From The Texas Tribune:
The officers in the hallway of Robb Elementary wanted to get inside classrooms 111 and 112 — immediately. One officer’s daughter was inside. Another officer had gotten a call from his wife, a teacher, who told him she was bleeding to death.
Two closed doors and a wall stood between them and an 18-year-old with an AR-15 who had opened fire on children and teachers inside the connected classrooms. A Halligan bar — an ax-like forcible-entry tool used by firefighters to get through locked doors — was available. Ballistic shields were arriving on the scene. So was plenty of firepower, including at least two rifles. Some officers were itching to move.
One such officer, a special agent at the Texas Department of Public Safety, had arrived around 20 minutes after the shooting started. He immediately asked: Are there still kids in the classrooms?
“If there is, then they just need to go in,” the agent said.
Another officer answered, “It is unknown at this time.”
The agent shot back, “Y’all don’t know if there’s kids in there?” He added, “If there’s kids in there we need to go in there.”
“Whoever is in charge will determine that,” came the reply.
The inaction appeared too much for the special agent. He noted that there were still children in other classrooms within the school who needed to be evacuated.
“Well, there’s kids over here,” he said. “So I’m getting kids out.”
The exchange happened early in the excruciating 77 minutes on May 24 that started when Salvador Ramos, who had just shot his grandmother in the face, walked through an unlocked door of Robb Elementary, encountering no interference as he wielded an AR-15 he had bought eight days earlier. At the end of those 77 minutes, 19 students, including the daughter of one of the officers stationed in the hallway, and two teachers were dead or dying. Others sustained serious physical injuries; the emotional and psychological ones will last for life.

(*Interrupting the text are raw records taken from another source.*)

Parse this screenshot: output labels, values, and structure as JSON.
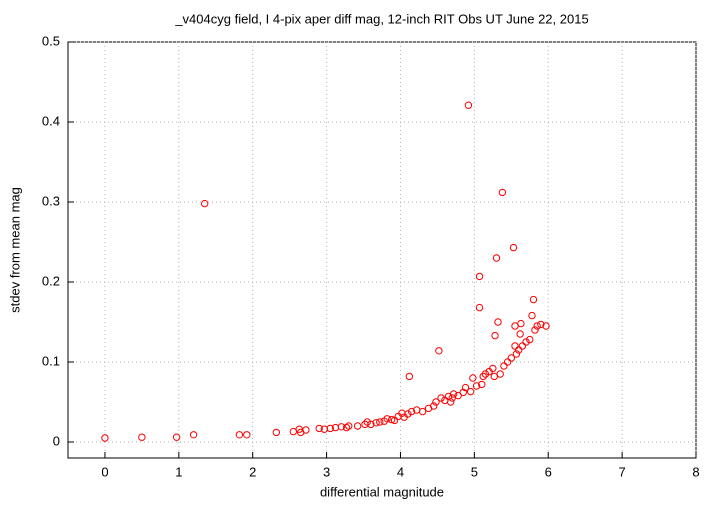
{
  "chart_data": {
    "type": "scatter",
    "title": "_v404cyg field, I 4-pix aper diff mag,  12-inch RIT Obs UT June 22, 2015",
    "x_label": "differential magnitude",
    "y_label": "stdev from mean mag",
    "x": [
      0,
      0.5,
      0.97,
      1.2,
      1.35,
      1.82,
      1.92,
      2.32,
      2.55,
      2.63,
      2.65,
      2.72,
      2.9,
      2.97,
      3.05,
      3.12,
      3.2,
      3.27,
      3.3,
      3.42,
      3.52,
      3.55,
      3.6,
      3.67,
      3.72,
      3.78,
      3.82,
      3.88,
      3.92,
      3.97,
      4.02,
      4.05,
      4.1,
      4.12,
      4.15,
      4.22,
      4.3,
      4.38,
      4.45,
      4.48,
      4.52,
      4.55,
      4.6,
      4.65,
      4.68,
      4.7,
      4.72,
      4.78,
      4.85,
      4.88,
      4.92,
      4.95,
      4.98,
      5.03,
      5.07,
      5.07,
      5.1,
      5.12,
      5.15,
      5.2,
      5.25,
      5.27,
      5.28,
      5.3,
      5.32,
      5.35,
      5.38,
      5.4,
      5.45,
      5.5,
      5.53,
      5.55,
      5.55,
      5.57,
      5.6,
      5.62,
      5.63,
      5.65,
      5.7,
      5.75,
      5.78,
      5.8,
      5.82,
      5.85,
      5.9,
      5.97
    ],
    "values": [
      0.005,
      0.006,
      0.006,
      0.009,
      0.298,
      0.009,
      0.009,
      0.012,
      0.013,
      0.016,
      0.012,
      0.015,
      0.017,
      0.016,
      0.017,
      0.018,
      0.019,
      0.018,
      0.02,
      0.02,
      0.022,
      0.025,
      0.022,
      0.024,
      0.025,
      0.026,
      0.029,
      0.028,
      0.027,
      0.032,
      0.036,
      0.031,
      0.035,
      0.082,
      0.038,
      0.04,
      0.038,
      0.042,
      0.045,
      0.05,
      0.114,
      0.055,
      0.052,
      0.057,
      0.05,
      0.055,
      0.06,
      0.058,
      0.062,
      0.068,
      0.421,
      0.063,
      0.08,
      0.07,
      0.207,
      0.168,
      0.072,
      0.082,
      0.085,
      0.088,
      0.092,
      0.082,
      0.133,
      0.23,
      0.15,
      0.085,
      0.312,
      0.095,
      0.1,
      0.105,
      0.243,
      0.12,
      0.145,
      0.11,
      0.115,
      0.135,
      0.148,
      0.12,
      0.125,
      0.128,
      0.158,
      0.178,
      0.14,
      0.145,
      0.147,
      0.145
    ],
    "color": "#ff0000",
    "xlim": [
      -0.5,
      8
    ],
    "xticks": [
      0,
      1,
      2,
      3,
      4,
      5,
      6,
      7,
      8
    ],
    "ylim": [
      -0.02,
      0.5
    ],
    "yticks": [
      0,
      0.1,
      0.2,
      0.3,
      0.4,
      0.5
    ],
    "grid": true
  }
}
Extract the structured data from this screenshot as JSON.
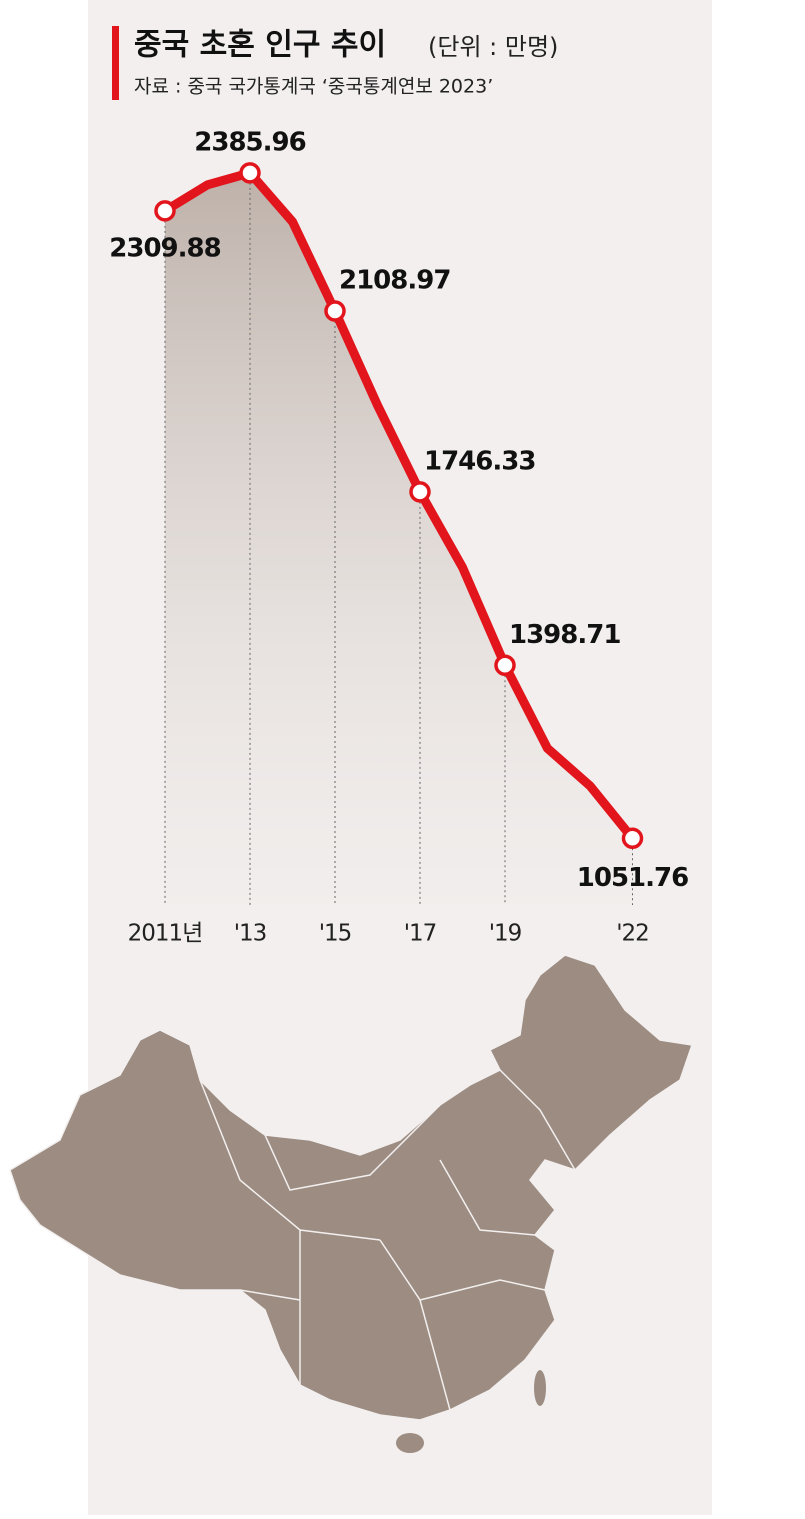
{
  "chart_data": {
    "type": "line",
    "title": "중국 초혼 인구 추이",
    "unit": "(단위 : 만명)",
    "source": "자료 : 중국 국가통계국 ‘중국통계연보 2023’",
    "categories": [
      "2011년",
      null,
      "'13",
      null,
      "'15",
      null,
      "'17",
      null,
      "'19",
      null,
      null,
      "'22"
    ],
    "values": [
      2309.88,
      2362,
      2385.96,
      2288,
      2108.97,
      1920,
      1746.33,
      1595,
      1398.71,
      1232,
      1157,
      1051.76
    ],
    "color": "#e3151c",
    "ylim": [
      900,
      2500
    ]
  }
}
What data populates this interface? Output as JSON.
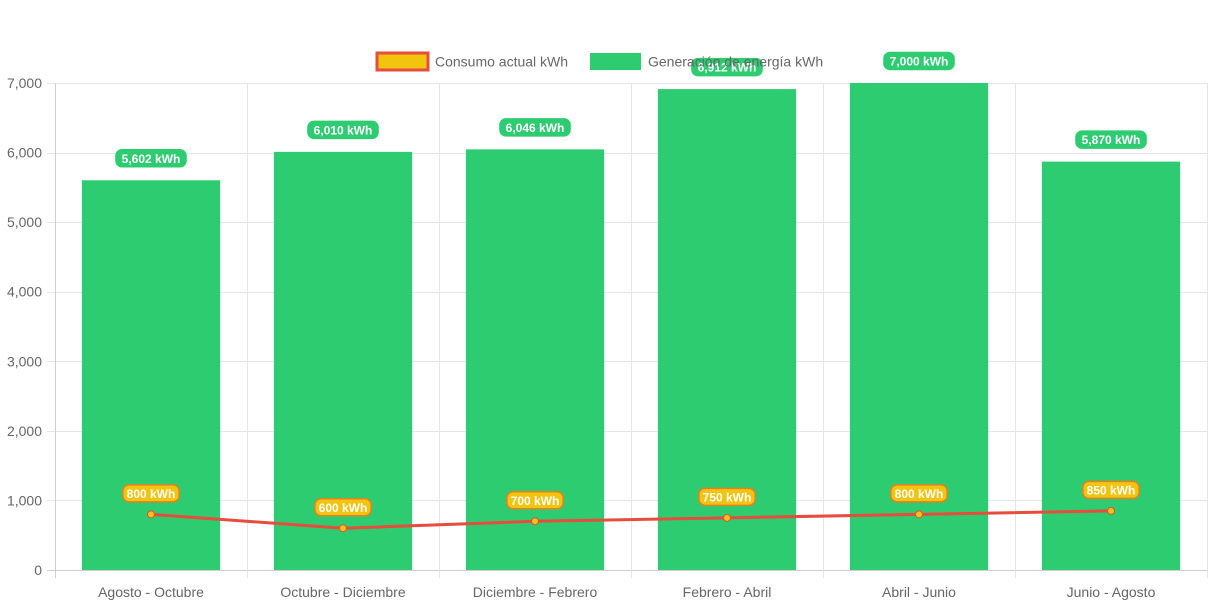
{
  "chart_data": {
    "type": "bar",
    "categories": [
      "Agosto - Octubre",
      "Octubre - Diciembre",
      "Diciembre - Febrero",
      "Febrero - Abril",
      "Abril - Junio",
      "Junio - Agosto"
    ],
    "series": [
      {
        "name": "Consumo actual kWh",
        "type": "line",
        "values": [
          800,
          600,
          700,
          750,
          800,
          850
        ],
        "labels": [
          "800 kWh",
          "600 kWh",
          "700 kWh",
          "750 kWh",
          "800 kWh",
          "850 kWh"
        ],
        "line_color": "#e74c3c",
        "point_color": "#f1c40f",
        "label_bg": "#f1c40f",
        "label_border": "#e67e22"
      },
      {
        "name": "Generación de energía kWh",
        "type": "bar",
        "values": [
          5602,
          6010,
          6046,
          6912,
          7000,
          5870
        ],
        "labels": [
          "5,602 kWh",
          "6,010 kWh",
          "6,046 kWh",
          "6,912 kWh",
          "7,000 kWh",
          "5,870 kWh"
        ],
        "color": "#2ecc71",
        "label_bg": "#2ecc71"
      }
    ],
    "yticks": [
      "0",
      "1,000",
      "2,000",
      "3,000",
      "4,000",
      "5,000",
      "6,000",
      "7,000"
    ],
    "ylim": [
      0,
      7000
    ],
    "grid": true,
    "legend_position": "top"
  }
}
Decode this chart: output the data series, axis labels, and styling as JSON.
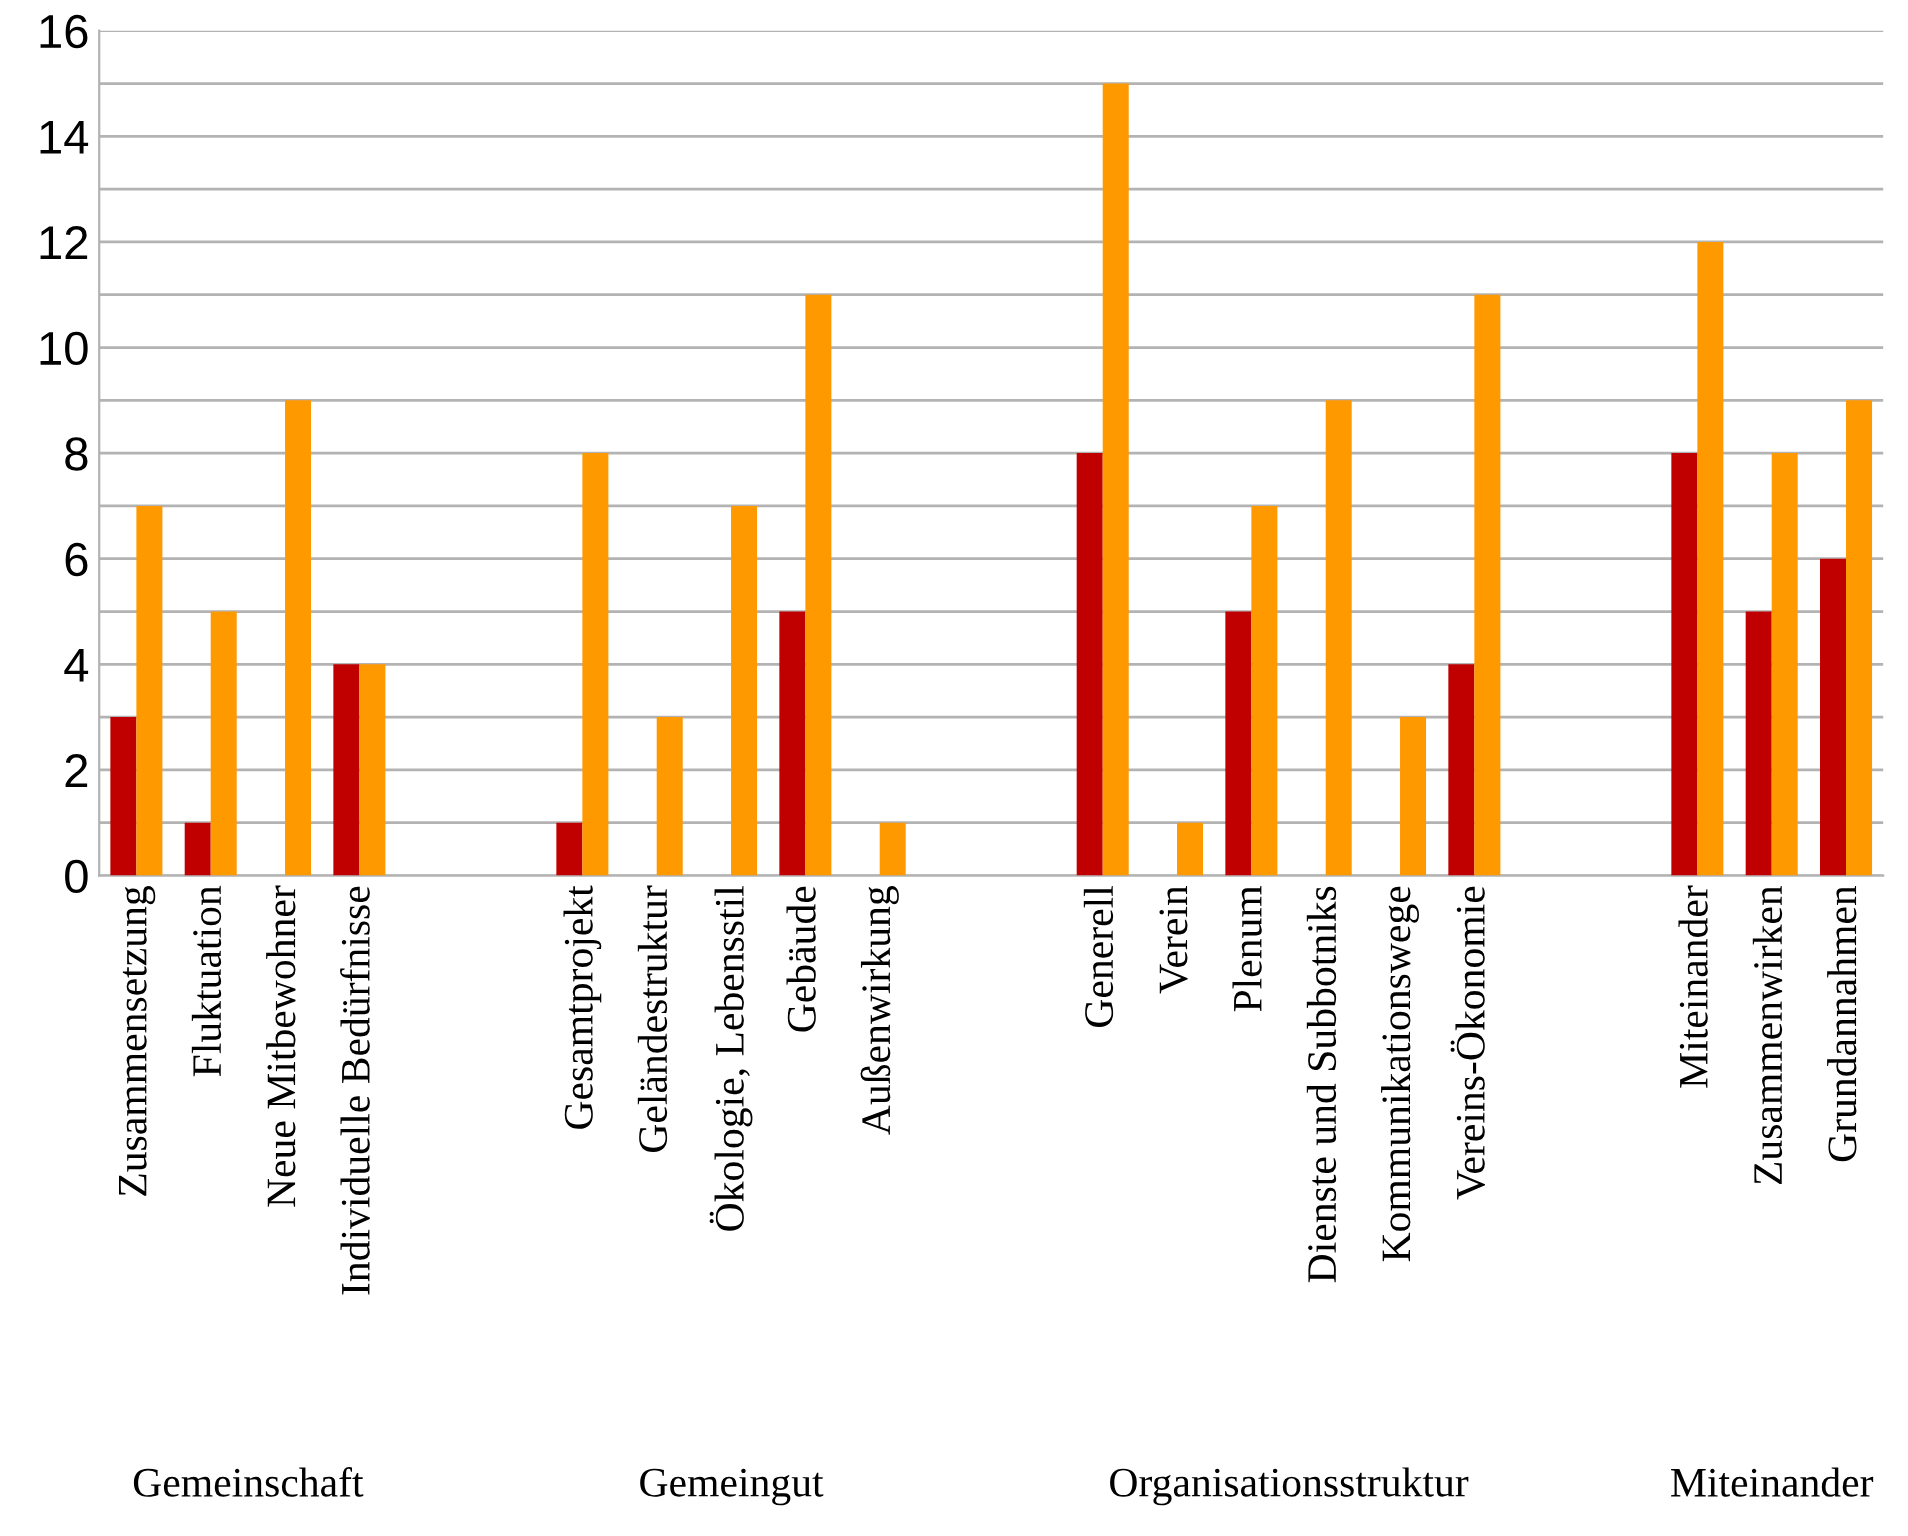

It was the deadliest school shooting in Texas history.
But during most of those 77 minutes, despite the urgent pleas from officers and parents amassed outside, officers stayed put outside rooms 111 and 112, stationed on either end of a wide hallway with sky blue and green walls and bulletin boards displaying children’s artwork. Ramos fired at least four sets of rounds — including the initial spray of fire that likely killed many of his victims instantaneously.
After the special agent’s comment, nearly another hour passed before a tactical team from the Border Patrol breached the classroom doors and killed the gunman.
In the weeks since the tragedy in Uvalde, questions have swirled around the actions of police and whether some lives could have been saved if officers confronted the barricaded gunman sooner. Authorities have shared conflicting information about who was in charge, who confronted the shooter and when. A debate over whether the locked classroom doors could be breached gave way to the discovery that they may never have been locked at all.
Revelations have trickled out in the press: The New York Times has described officers’ doubts about the decision to wait; breakdowns in communications and tactics; and the fact that officers held off from the confrontation even though they knew people were injured, and possibly dying, inside. The San Antonio Express-News reported that there is no evidence that officers tried the doors on rooms 111 and 112 — contradicting a key assertion by the Uvalde schools police chief, Pete Arredondo, who told The Texas Tribune that officers tried the doors, found them locked and had to wait for a master key to unlock them. On Monday evening, the Austin American-Statesman and KVUE-TV revealed that the officers, in effect, had more than enough firepower, equipment and motivation to breach the classrooms.

Pete Arredondo, chief of the Uvalde school district police, on a dirt road on the outskirts of Uvalde on June 8.
Meanwhile, at least three investigations — by the U.S. Department of Justice, the Texas Legislature, and the local district attorney, Christina Mitchell Busbee — are reviewing records and interviewing witnesses to evaluate the law enforcement response. Public understanding of the response to the tragedy has been marred by refusals by state and local agencies to release public records, efforts by local officials to bar journalists from public meetings, and the closed-door nature of the hearings held by state lawmakers. The secrecy has already prompted Texas Monthly to ask, “Will We Ever Know the Truth About Uvalde?”